The contrast to Barack and Michelle Obama is subtle but perhaps crucial. The Obamas have often seemed to exude an undercurrent of resentment in interviews with, and about, each other. They share common political commitments, but Michelle Obama has also been openly skeptical of her husband’s ambitions, especially after his congressional defeat in 2000, and even when he was first discussed as a presidential candidate in 2004.
The Romneys tease each other, but do so in ways that seem to boost one another--Ann jokes about Mitt ironing his own shirt, for instance. By contrast, Barack once warned the nation: “You do not want to be between Michelle and a tamale.” He may merely have been returning the favor, after his wife told Glamour in 2007 that Barack was so “snore-y and stinky” in the mornings that his daughters refused to play with him.
All this is not to deny that the Obamas are an exemplary, passionate couple. But they have often lived beyond their means, of doing deals with shady characters such as convicted fraudster Tony Rezko, and of surrounding themselves with radicals like Jeremiah Wright and Rashid Khalidi. Time and again, Barack gambled his career--and marriage--on big political risks. A brief run of good luck seems to have kept everything afloat.
Perhaps they are simply older, more mature, or more privileged, but the Romneys seem somehow more at ease with both good times and bad. Mitt cared for his wife when she faced life-threatening illness; Ann stuck by her husband through several costly political losses. They are grandparents--youthful ones, who ride horses and surf and make pancakes for the children. Through Ann, Mitt Romney comes across as a man in full. While President Obama has penned two memoirs and grown some grey, he still seems a work in progress.
There was one near-stumble in the Romneys’ Fox interview, when Ann said: “We are not running to make your lives easier.” I was startled that she would say something so tone-deaf--something reminiscent of Michelle Obama’s condescending, statist warning on the campaign trail in 2008 that her husband “will require you to work.” So I watched her segment again--and it is clear, in full context, that she was making a point about compassion for the poor and the middle class.

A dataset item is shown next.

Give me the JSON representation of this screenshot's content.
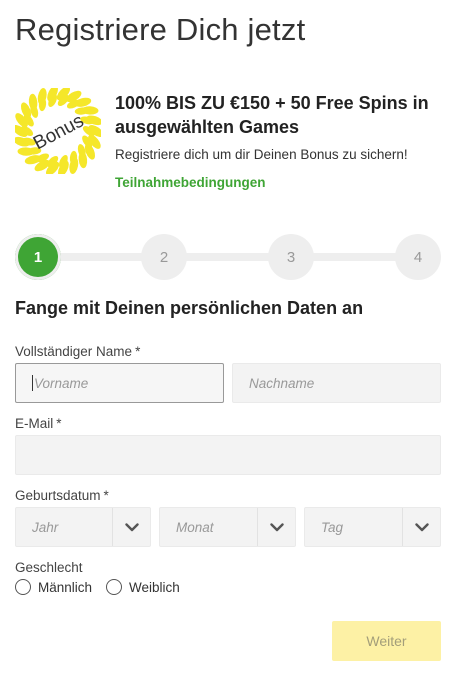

Wallace had asked her how she helped her husband overcome the impression that he is “out of touch”--presumably, because of his wealth. Ann replied that Mitt was running to help people who are struggling--not the wealthy:
Whenever I...talk to..especially fundraising groups, I’ll look out and see everyone’s looking like they are doing pretty well here. I’m like, ‘Guess what, guys. We are not running for you. We’re running for those folks who are really worried about how they’re gonna have a paycheck, or they’re really worried about how they’re going to be able to afford to educate their children. That’s what we’re running for. We’re not running to make your lives [i.e. the wealthy] easier.
The Romneys don’t want to “make you work,” but to make it easier for others to find work. That is a profound--perhaps decisive--difference.
If, as some pundits note, running mate Paul Ryan brings out the energy in Mitt Romney, Ann Romney brings out some of his “likability”--that elusive quality that has buoyed Barack Obama in polls despite the unpopularity of his policies. The campaign had originally scheduled her for an obscure Monday speaking slot. What were they thinking?